Wending its way through the A Mathematician Plays the Market is the story of my disastrous love affair with WorldCom, but lest you dread a cloyingly personal account of how I lost my shirt (or at least had my sleeves shortened), I assure you that the book's primary purpose is to lay out, elucidate, and explore the basic conceptual mathematics of the market. I'll examine - largely via vignettes and stories rather than formulas and equations - various approaches to investing as well as a number of problems, paradoxes, and puzzles, some old, some new, that encapsulate issues associated with the market. Is it efficient? random? Is there anything to technical analysis, fundamental analysis, and other supposedly time-tested methods of picking stocks? How can one quantify risk? What is the role of cognitive illusion and pyschological foible (to which, alas, I am not immune)? What are the most common scams? What are options, portfolio theory, short-selling, the efficient market hypothesis? Does the normal bell-shaped curve really explain the market's occasionally extreme volatility? What about fractals, chaos, and other non-standard tools? In short, what can the tools of mathematics can tell us about the vagaries of the stock market?

Reviews


"The world's wittiest mathematician has done it again! Paulos' hilarious account of getting trampled while running with the bulls will leave you laughing-and more than a little wiser."

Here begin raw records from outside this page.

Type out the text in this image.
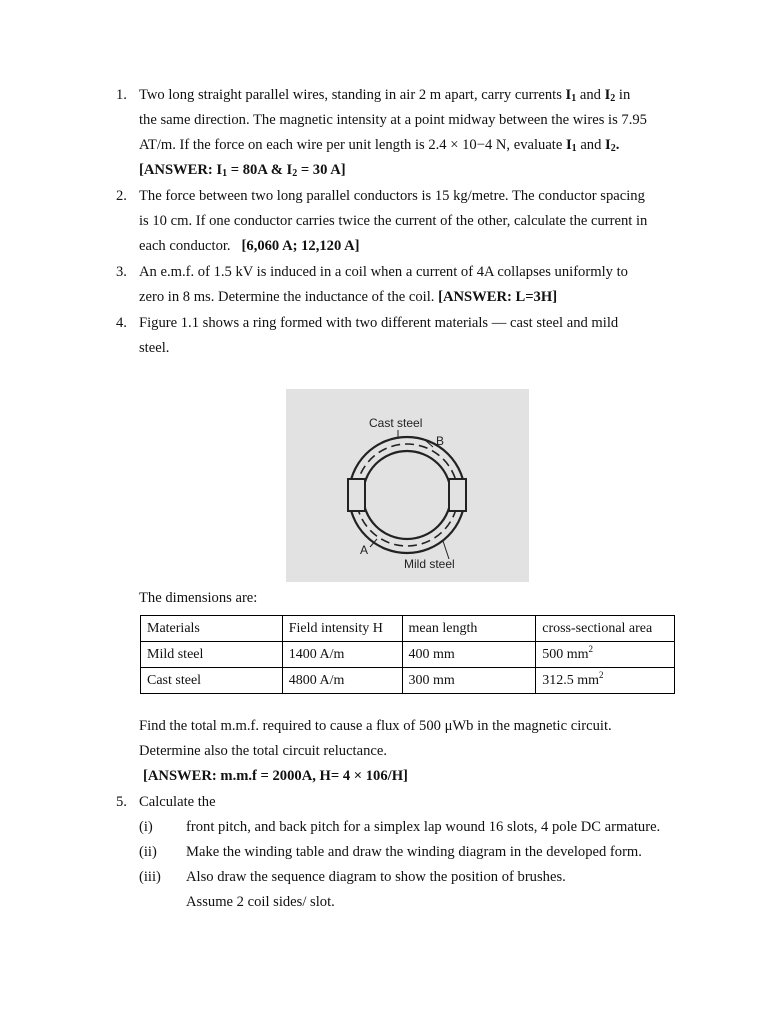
1. Two long straight parallel wires, standing in air 2 m apart, carry currents $I_1$ and $I_2$ in
the same direction. The magnetic intensity at a point midway between the wires is 7.95
AT/m. If the force on each wire per unit length is 2.4 × 10−4 N, evaluate $I_1$ and $I_2$.
[ANSWER: $I_1 = 80A$ & $I_2 = 30$ A]
2. The force between two long parallel conductors is 15 kg/metre. The conductor spacing
is 10 cm. If one conductor carries twice the current of the other, calculate the current in
each conductor. [6,060 A; 12,120 A]
3. An e.m.f. of 1.5 kV is induced in a coil when a current of 4A collapses uniformly to
zero in 8 ms. Determine the inductance of the coil. [ANSWER: L=3H]
4. Figure 1.1 shows a ring formed with two different materials — cast steel and mild
steel.
Cast steel
B
A
Mild steel
The dimensions are:
Materials	Field intensity H	mean length	cross-sectional area
Mild steel	1400 A/m	400 mm	500 $mm^2$
Cast steel	4800 A/m	300 mm	312.5 $mm^2$
Find the total m.m.f. required to cause a flux of 500 μWb in the magnetic circuit.
Determine also the total circuit reluctance.
[ANSWER: m.m.f = 2000A, H= 4 × 106/H]
5. Calculate the
(i) front pitch, and back pitch for a simplex lap wound 16 slots, 4 pole DC armature.
(ii) Make the winding table and draw the winding diagram in the developed form.
(iii) Also draw the sequence diagram to show the position of brushes.
Assume 2 coil sides/ slot.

— Sylvia Nasar, Knight Professor of Business Journalism at Columbia University and author of A Beautiful Mind

"Investors would do well to heed his entertaining, frequently counterintuitive, always useful bean-counting methodology. A first-rate exploration into the math of the market: heuristic numeracy at its best."

— Kirkus Reviews

"A funny, insightful little volume" ... "Playful and informative, Paulos's book will be appreciated by investors with a sense of humor."

— Publishers Weekly

"Paulos is the real McCoy, and his newest offering, "A Mathematician Plays the S tock Market," is a double-chocolate nougat of a book - a rich, densely packed delight. It is also rueful, funny and disarmingly personal."

— Kai Maristed, Los Angeles Times

"Throughout this wide-ranging survey, the writing is spirited, funny and clear. Mr. Paulos is continually imaginative in finding apt metaphors and anecdotes for the mechanics he dissects..."

— Andrew Rosenheim,New York Observer

"John Allen Paulos is a genius at translating the arcane and complex for the rest of us in ways that go down as easily, and enjoyably, as vanilla ice cream. ... His tour of the literature takes in all the paradoxes, fallacies and theories about markets, skillfully blending the math and economics and, most important, the psychology of it all. You won't come away with any surefire investment strategy, but you will understand why anyone who purports to have one almost certainly doesn't. This book should be required reading for anyone opening a brokerage account."

— Steve Pearlstein, Washington Post

"Popularizers of mathematics often rely on a standard collection of tried and trusted tales to illustrate particular topics painlessly, and anyone who regularly reads books on the subject will have had the experience of encountering the same old stories again and again. These stories are often so delightful that we do not mind being reminded of them, but one of Paulos's great strengths is his ability to invent new stories or at least new twists to old ones."